Mayoral Column 16 January 2017
Published on 16 January 2017
Plans afoot to stamp out mosquitos
The impact of the 2016 flooding events continues to flow through Loddon, with the municipality facing a significantly higher risk of mosquito borne health risks with the creation of prime breeding grounds.
While early indications of a return to more typical rainfall patterns has been welcomed by our farming community reaping bumper crops over recent weeks, wet conditions following the floods resulted in a significant rise in mosquito numbers.
In recent weeks residents may have noticed a drop in mosquito numbers, however presently there is a higher risk of mosquitos carrying diseases that impact negatively on human health.
Loddon Shire has been named one of 16 higher risk and flood affected rural Victorian Councils to benefit from a special State Government package designed to give the “Beat the Bite” campaign real clout.

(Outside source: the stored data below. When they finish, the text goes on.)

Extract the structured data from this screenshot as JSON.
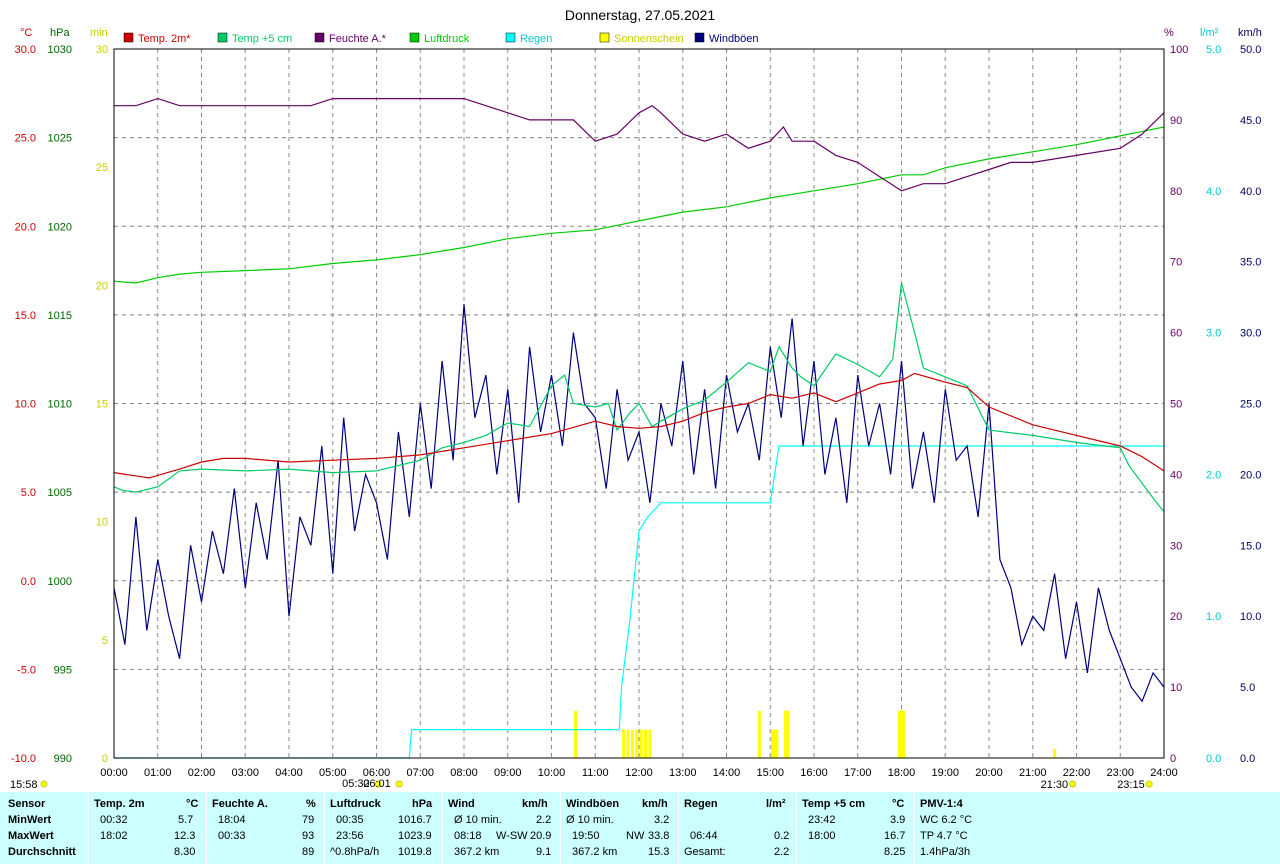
{
  "chart_data": {
    "type": "line",
    "title": "Donnerstag, 27.05.2021",
    "x_ticks": [
      "00:00",
      "01:00",
      "02:00",
      "03:00",
      "04:00",
      "05:00",
      "06:00",
      "07:00",
      "08:00",
      "09:00",
      "10:00",
      "11:00",
      "12:00",
      "13:00",
      "14:00",
      "15:00",
      "16:00",
      "17:00",
      "18:00",
      "19:00",
      "20:00",
      "21:00",
      "22:00",
      "23:00",
      "24:00"
    ],
    "xlim": [
      0,
      24
    ],
    "grid": true,
    "legend_position": "top",
    "axes": {
      "temp": {
        "unit": "°C",
        "range": [
          -10,
          30
        ],
        "ticks": [
          "30.0",
          "25.0",
          "20.0",
          "15.0",
          "10.0",
          "5.0",
          "0.0",
          "-5.0",
          "-10.0"
        ],
        "color": "#cc0000"
      },
      "pressure": {
        "unit": "hPa",
        "range": [
          990,
          1030
        ],
        "ticks": [
          "1030",
          "1025",
          "1020",
          "1015",
          "1010",
          "1005",
          "1000",
          "995",
          "990"
        ],
        "color": "#006600"
      },
      "sun": {
        "unit": "min",
        "range": [
          0,
          30
        ],
        "ticks": [
          "30",
          "25",
          "20",
          "15",
          "10",
          "5",
          "0"
        ],
        "color": "#cccc00"
      },
      "humidity": {
        "unit": "%",
        "range": [
          0,
          100
        ],
        "ticks": [
          "100",
          "90",
          "80",
          "70",
          "60",
          "50",
          "40",
          "30",
          "20",
          "10",
          "0"
        ],
        "color": "#660066"
      },
      "rain": {
        "unit": "l/m²",
        "range": [
          0,
          5
        ],
        "ticks": [
          "5.0",
          "4.0",
          "3.0",
          "2.0",
          "1.0",
          "0.0"
        ],
        "color": "#00cccc"
      },
      "wind": {
        "unit": "km/h",
        "range": [
          0,
          50
        ],
        "ticks": [
          "50.0",
          "45.0",
          "40.0",
          "35.0",
          "30.0",
          "25.0",
          "20.0",
          "15.0",
          "10.0",
          "5.0",
          "0.0"
        ],
        "color": "#000066"
      }
    },
    "legend": [
      {
        "name": "Temp. 2m*",
        "color": "#cc0000"
      },
      {
        "name": "Temp +5 cm",
        "color": "#00cc66"
      },
      {
        "name": "Feuchte A.*",
        "color": "#660066"
      },
      {
        "name": "Luftdruck",
        "color": "#00cc00"
      },
      {
        "name": "Regen",
        "color": "#00ffff"
      },
      {
        "name": "Sonnenschein",
        "color": "#ffff00"
      },
      {
        "name": "Windböen",
        "color": "#000080"
      }
    ],
    "series": {
      "temp2m": {
        "axis": "temp",
        "x": [
          0,
          0.8,
          1.5,
          2,
          2.5,
          3,
          4,
          5,
          6,
          7,
          8,
          9,
          10,
          11,
          11.5,
          12,
          12.5,
          13,
          13.5,
          14,
          14.5,
          15,
          15.5,
          16,
          16.5,
          17,
          17.5,
          18,
          18.3,
          19,
          19.5,
          20,
          21,
          22,
          23,
          23.5,
          24
        ],
        "y": [
          6.1,
          5.8,
          6.3,
          6.7,
          6.9,
          6.9,
          6.7,
          6.8,
          6.9,
          7.1,
          7.5,
          7.9,
          8.3,
          9.0,
          8.7,
          8.6,
          8.7,
          9.0,
          9.5,
          9.8,
          10.0,
          10.5,
          10.3,
          10.6,
          10.1,
          10.6,
          11.1,
          11.3,
          11.7,
          11.2,
          10.9,
          9.8,
          8.8,
          8.2,
          7.6,
          7.0,
          6.2
        ]
      },
      "temp5cm": {
        "axis": "temp",
        "x": [
          0,
          0.2,
          0.5,
          1,
          1.5,
          2,
          3,
          4,
          5,
          6,
          7,
          7.5,
          8,
          8.5,
          9,
          9.5,
          10,
          10.3,
          10.5,
          11,
          11.3,
          11.5,
          11.8,
          12,
          12.3,
          12.5,
          13,
          13.5,
          14,
          14.5,
          15,
          15.2,
          15.5,
          15.7,
          16,
          16.5,
          17,
          17.5,
          17.8,
          18,
          18.3,
          18.5,
          19,
          19.5,
          20,
          21,
          22,
          23,
          23.2,
          23.5,
          23.8,
          24
        ],
        "y": [
          5.3,
          5.1,
          5.0,
          5.3,
          6.2,
          6.3,
          6.2,
          6.3,
          6.1,
          6.2,
          6.8,
          7.5,
          7.8,
          8.2,
          8.9,
          8.7,
          11.0,
          11.6,
          10.0,
          9.8,
          10.0,
          8.5,
          9.5,
          10.0,
          8.7,
          9.0,
          9.7,
          10.2,
          11.2,
          12.3,
          11.8,
          13.2,
          12.0,
          11.5,
          11.0,
          12.8,
          12.2,
          11.5,
          12.5,
          16.8,
          14.0,
          12.0,
          11.5,
          11.0,
          8.5,
          8.2,
          7.8,
          7.5,
          6.5,
          5.5,
          4.5,
          3.9
        ]
      },
      "humidity": {
        "axis": "humidity",
        "x": [
          0,
          0.5,
          1,
          1.5,
          2,
          2.5,
          3,
          4,
          4.5,
          5,
          6,
          7,
          7.5,
          8,
          8.5,
          9,
          9.5,
          10,
          10.5,
          11,
          11.5,
          12,
          12.3,
          12.5,
          13,
          13.5,
          14,
          14.5,
          15,
          15.3,
          15.5,
          16,
          16.5,
          17,
          17.5,
          18,
          18.5,
          19,
          19.5,
          20,
          20.5,
          21,
          22,
          23,
          23.5,
          24
        ],
        "y": [
          92,
          92,
          93,
          92,
          92,
          92,
          92,
          92,
          92,
          93,
          93,
          93,
          93,
          93,
          92,
          91,
          90,
          90,
          90,
          87,
          88,
          91,
          92,
          91,
          88,
          87,
          88,
          86,
          87,
          89,
          87,
          87,
          85,
          84,
          82,
          80,
          81,
          81,
          82,
          83,
          84,
          84,
          85,
          86,
          88,
          91
        ]
      },
      "pressure": {
        "axis": "pressure",
        "x": [
          0,
          0.5,
          1,
          1.5,
          2,
          3,
          4,
          5,
          6,
          7,
          8,
          9,
          10,
          11,
          12,
          13,
          14,
          15,
          16,
          17,
          18,
          18.5,
          19,
          20,
          21,
          22,
          23,
          24
        ],
        "y": [
          1016.9,
          1016.8,
          1017.1,
          1017.3,
          1017.4,
          1017.5,
          1017.6,
          1017.9,
          1018.1,
          1018.4,
          1018.8,
          1019.3,
          1019.6,
          1019.8,
          1020.3,
          1020.8,
          1021.1,
          1021.6,
          1022.0,
          1022.4,
          1022.9,
          1022.9,
          1023.3,
          1023.8,
          1024.2,
          1024.6,
          1025.1,
          1025.6
        ]
      },
      "rain": {
        "axis": "rain",
        "x": [
          0,
          6.75,
          6.8,
          11.55,
          11.6,
          11.8,
          12,
          12.2,
          12.5,
          13,
          14,
          15,
          15.2,
          16,
          18,
          20,
          22,
          24
        ],
        "y": [
          0,
          0,
          0.2,
          0.2,
          0.5,
          1.0,
          1.6,
          1.7,
          1.8,
          1.8,
          1.8,
          1.8,
          2.2,
          2.2,
          2.2,
          2.2,
          2.2,
          2.2
        ]
      },
      "sunshine": {
        "axis": "sun",
        "x": [
          10.55,
          11.65,
          11.75,
          11.85,
          11.95,
          12.05,
          12.15,
          12.25,
          14.75,
          15.05,
          15.1,
          15.15,
          15.35,
          15.4,
          17.95,
          18.0,
          18.05,
          21.5
        ],
        "y": [
          2,
          1.2,
          1.2,
          1.2,
          1.2,
          1.2,
          1.2,
          1.2,
          2,
          1.2,
          1.2,
          1.2,
          2,
          2,
          2,
          2,
          2,
          0.4
        ]
      },
      "gusts": {
        "axis": "wind",
        "x": [
          0,
          0.25,
          0.5,
          0.75,
          1,
          1.25,
          1.5,
          1.75,
          2,
          2.25,
          2.5,
          2.75,
          3,
          3.25,
          3.5,
          3.75,
          4,
          4.25,
          4.5,
          4.75,
          5,
          5.25,
          5.5,
          5.75,
          6,
          6.25,
          6.5,
          6.75,
          7,
          7.25,
          7.5,
          7.75,
          8,
          8.25,
          8.5,
          8.75,
          9,
          9.25,
          9.5,
          9.75,
          10,
          10.25,
          10.5,
          10.75,
          11,
          11.25,
          11.5,
          11.75,
          12,
          12.25,
          12.5,
          12.75,
          13,
          13.25,
          13.5,
          13.75,
          14,
          14.25,
          14.5,
          14.75,
          15,
          15.25,
          15.5,
          15.75,
          16,
          16.25,
          16.5,
          16.75,
          17,
          17.25,
          17.5,
          17.75,
          18,
          18.25,
          18.5,
          18.75,
          19,
          19.25,
          19.5,
          19.75,
          20,
          20.25,
          20.5,
          20.75,
          21,
          21.25,
          21.5,
          21.75,
          22,
          22.25,
          22.5,
          22.75,
          23,
          23.25,
          23.5,
          23.75,
          24
        ],
        "y": [
          12,
          8,
          17,
          9,
          14,
          10,
          7,
          15,
          11,
          16,
          13,
          19,
          12,
          18,
          14,
          21,
          10,
          17,
          15,
          22,
          13,
          24,
          16,
          20,
          18,
          14,
          23,
          17,
          25,
          19,
          28,
          21,
          32,
          24,
          27,
          20,
          26,
          18,
          29,
          23,
          27,
          22,
          30,
          25,
          24,
          19,
          26,
          21,
          23,
          18,
          25,
          22,
          28,
          20,
          26,
          19,
          27,
          23,
          25,
          21,
          29,
          24,
          31,
          22,
          28,
          20,
          24,
          18,
          27,
          22,
          25,
          20,
          28,
          19,
          23,
          18,
          26,
          21,
          22,
          17,
          25,
          14,
          12,
          8,
          10,
          9,
          13,
          7,
          11,
          6,
          12,
          9,
          7,
          5,
          4,
          6,
          5,
          6,
          5
        ]
      }
    },
    "date_markers": [
      {
        "label": "15:58",
        "time": "00:00",
        "pos": "bottom-left"
      },
      {
        "label": "05:32",
        "time": "05:32",
        "pos": "bottom"
      },
      {
        "label": "06:01",
        "time": "06:01",
        "pos": "bottom"
      },
      {
        "label": "21:30",
        "time": "21:30",
        "pos": "bottom"
      },
      {
        "label": "23:15",
        "time": "23:15",
        "pos": "bottom"
      }
    ]
  },
  "stats": {
    "row_labels": {
      "sensor": "Sensor",
      "min": "MinWert",
      "max": "MaxWert",
      "avg": "Durchschnitt"
    },
    "temp2m": {
      "title": "Temp. 2m",
      "unit": "°C",
      "min_time": "00:32",
      "min_val": "5.7",
      "max_time": "18:02",
      "max_val": "12.3",
      "avg_val": "8.30"
    },
    "humidity": {
      "title": "Feuchte A.",
      "unit": "%",
      "min_time": "18:04",
      "min_val": "79",
      "max_time": "00:33",
      "max_val": "93",
      "avg_val": "89"
    },
    "pressure": {
      "title": "Luftdruck",
      "unit": "hPa",
      "min_time": "00:35",
      "min_val": "1016.7",
      "max_time": "23:56",
      "max_val": "1023.9",
      "avg_label": "^0.8hPa/h",
      "avg_val": "1019.8"
    },
    "wind": {
      "title": "Wind",
      "unit": "km/h",
      "min_time": "Ø 10 min.",
      "min_val": "2.2",
      "max_time": "08:18",
      "max_dir": "W-SW",
      "max_val": "20.9",
      "avg_label": "367.2 km",
      "avg_val": "9.1"
    },
    "gusts": {
      "title": "Windböen",
      "unit": "km/h",
      "min_time": "Ø 10 min.",
      "min_val": "3.2",
      "max_time": "19:50",
      "max_dir": "NW",
      "max_val": "33.8",
      "avg_label": "367.2 km",
      "avg_val": "15.3"
    },
    "rain": {
      "title": "Regen",
      "unit": "l/m²",
      "max_time": "06:44",
      "max_val": "0.2",
      "avg_label": "Gesamt:",
      "avg_val": "2.2"
    },
    "temp5cm": {
      "title": "Temp +5 cm",
      "unit": "°C",
      "min_time": "23:42",
      "min_val": "3.9",
      "max_time": "18:00",
      "max_val": "16.7",
      "avg_val": "8.25"
    },
    "pmv": {
      "title": "PMV-1:4",
      "min_text": "WC 6.2 °C",
      "max_text": "TP 4.7 °C",
      "avg_text": "1.4hPa/3h"
    }
  }
}
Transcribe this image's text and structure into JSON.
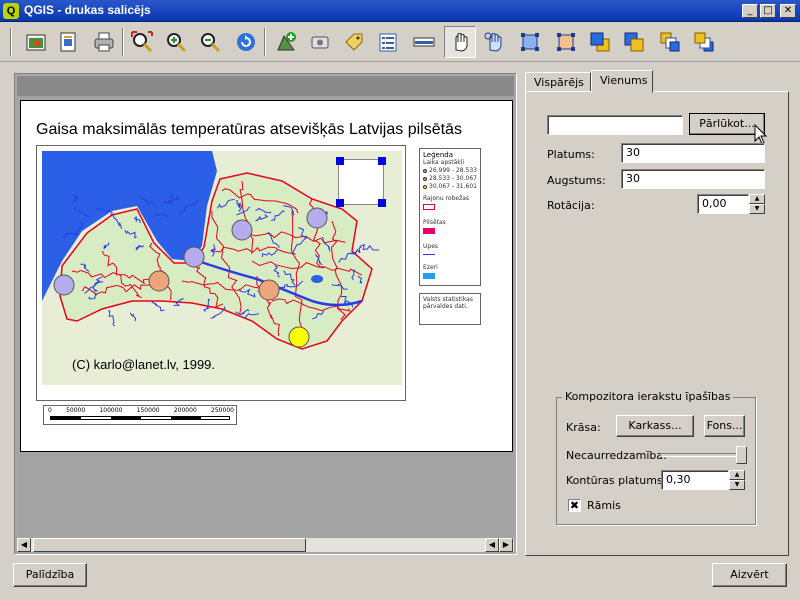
{
  "window": {
    "title": "QGIS - drukas salicējs",
    "app_icon_letter": "Q",
    "minimize": "_",
    "maximize": "□",
    "close": "✕"
  },
  "toolbar": {
    "icons": [
      "add-map-icon",
      "add-label-icon",
      "print-icon",
      "zoom-full-icon",
      "zoom-in-icon",
      "zoom-out-icon",
      "refresh-icon",
      "add-new-map-icon",
      "add-image-icon",
      "add-label-tag-icon",
      "add-legend-icon",
      "add-scalebar-icon",
      "select-move-item-icon",
      "move-content-icon",
      "group-icon",
      "ungroup-icon",
      "raise-icon",
      "lower-icon",
      "move-to-top-icon",
      "move-to-bottom-icon"
    ]
  },
  "composition": {
    "title": "Gaisa maksimālās temperatūras atsevišķās Latvijas pilsētās",
    "credit": "(C) karlo@lanet.lv, 1999.",
    "legend": {
      "title": "Leģenda",
      "layer1": "Laika apstākļi",
      "classes": [
        "26.999 - 28.533",
        "28.533 - 30.067",
        "30.067 - 31.601"
      ],
      "layer2": "Rajonu robežas",
      "layer3": "Pilsētas",
      "layer4": "Upes",
      "layer5": "Ezeri"
    },
    "source_text": "Valsts statistikas pārvaldes dati.",
    "scalebar_labels": [
      "0",
      "50000",
      "100000",
      "150000",
      "200000",
      "250000"
    ],
    "points": [
      {
        "city": "Ventspils",
        "class": 1
      },
      {
        "city": "Kuldīga",
        "class": 2
      },
      {
        "city": "Rīga",
        "class": 1
      },
      {
        "city": "Cēsis",
        "class": 1
      },
      {
        "city": "Alūksne",
        "class": 1
      },
      {
        "city": "Jēkabpils",
        "class": 2
      },
      {
        "city": "Daugavpils",
        "class": 3
      }
    ],
    "colors": {
      "class1": "#b4acec",
      "class2": "#f0a47a",
      "class3": "#ffff00",
      "land": "#e8eed6",
      "sea": "#2b5fe8",
      "districts": "#e8001a",
      "rivers": "#2a3ae8"
    }
  },
  "tabs": [
    {
      "label": "Vispārējs",
      "selected": false
    },
    {
      "label": "Vienums",
      "selected": true
    }
  ],
  "item": {
    "file_value": "",
    "browse_label": "Pārlūkot...",
    "width_label": "Platums:",
    "width_value": "30",
    "height_label": "Augstums:",
    "height_value": "30",
    "rotation_label": "Rotācija:",
    "rotation_value": "0,00"
  },
  "composer_props": {
    "group_title": "Kompozitora ierakstu īpašības",
    "color_label": "Krāsa:",
    "frame_button": "Karkass...",
    "background_button": "Fons...",
    "opacity_label": "Necaurredzamība:",
    "opacity_value": 0.98,
    "outline_label": "Kontūras platums",
    "outline_value": "0,30",
    "frame_checkbox_label": "Rāmis",
    "frame_checked": "✖"
  },
  "footer": {
    "help_label": "Palīdzība",
    "close_label": "Aizvērt"
  }
}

Last week Council’s senior public health officer attended a seminar to equip Council with information to help move towards protecting the community from diseases such as Ross River virus, Barmah Forest virus, and Murray Valley Encephalitis.
Planned action to follow in the coming months includes mosquito management activities such as treating larvae in the water to reduce future populations and increasing community awareness through identifying high risk areas in townships and sharing information through the media.
In the meantime, on an individual level there are many things we can do to help protect ourselves and our families from mosquito bites.
These include wearing long loose fitting clothing, using effective mosquito repellents containing DEET or picaridin on exposed skin, using indoor ‘knockdown sprays’ or vaporising devices for living areas including caravans, installing flywire screens and removing stagnant water from flower pots, tyres, buckets, tins, bird baths and pet bowls.
Limiting outdoor activity at dusk and dawn when mosquitoes are most active is also advisable.
If you have any concerns about your health talk to your doctor or phone nurse on call on 1300 606 024.
Hard waste collection encourages clean up
Council’s hard waste collection dates are always well received and residents are encouraged to diarise scheduled dates in March.
Hard waste collection dates provide an opportunity for residents to place unwanted items such as whitegoods and old bed frames out on the nature strip to be collected and removed by Council.
Items are to be sorted into piles of grouped materials such as metal, recyclables and white goods.
The total volume of goods to be placed on the nature strip on the designated date, and not before, is not to exceed one cubic metre. Excessive or unsorted piles will not be collected.
Residents are asked to note that perishables, tyres, oils, batteries, paints and chemicals, car parts, mattresses, televisions, computers and monitors and garbage will not be picked up.
Residents of Boort, Pyramid Hill, Mitiamo, Dingee, Serpentine, Borung, Wychitella, Korong Vale, Wedderburn, Inglewood, Bridgewater, Newbridge, Tarnagulla, Laanecoorie and Eddington are encouraged to place unwanted hard goods on the natures strip on Sunday 5 March, ready for removal from Monday 6 March.
On Sunday 5 March residents in the Logan area may deposit hard waste at a collection point located on the Logan Kingower Road opposite the Avoca Forest Hotel and Fenton’s Creek residents may leave hard waste at a collection point located adjacent to the Fenton’s Creek Hall. Collection and removal of this hard waste is also scheduled to commence on Monday 6 March.
Any unsuitable items left behind after collection must be removed by residents from the nature strip immediately. We thank you for your cooperation in this collective effort towards tidying up our homes and communities.
How can we free Loddon of family violence?
Organisations working to free Loddon Shire of family violence may be eligible for a grant through The Community Partnerships for Primary Prevention state government grants program.
Applications are now open for the program which aims to support individual organisations and groups who together are building an alliance which seeks to prevent family violence at a grass roots level.
Grants of up to $50,000 will be awarded to successful individual organisations who apply for support through the grants program.
Up to $150,000 is available for new or existing partnerships between community groups, business institutions, educational settings and community organisations seeking to form a strategic partnership to help prevent family violence from happening in the first place.
Applications close on Wednesday 15 February.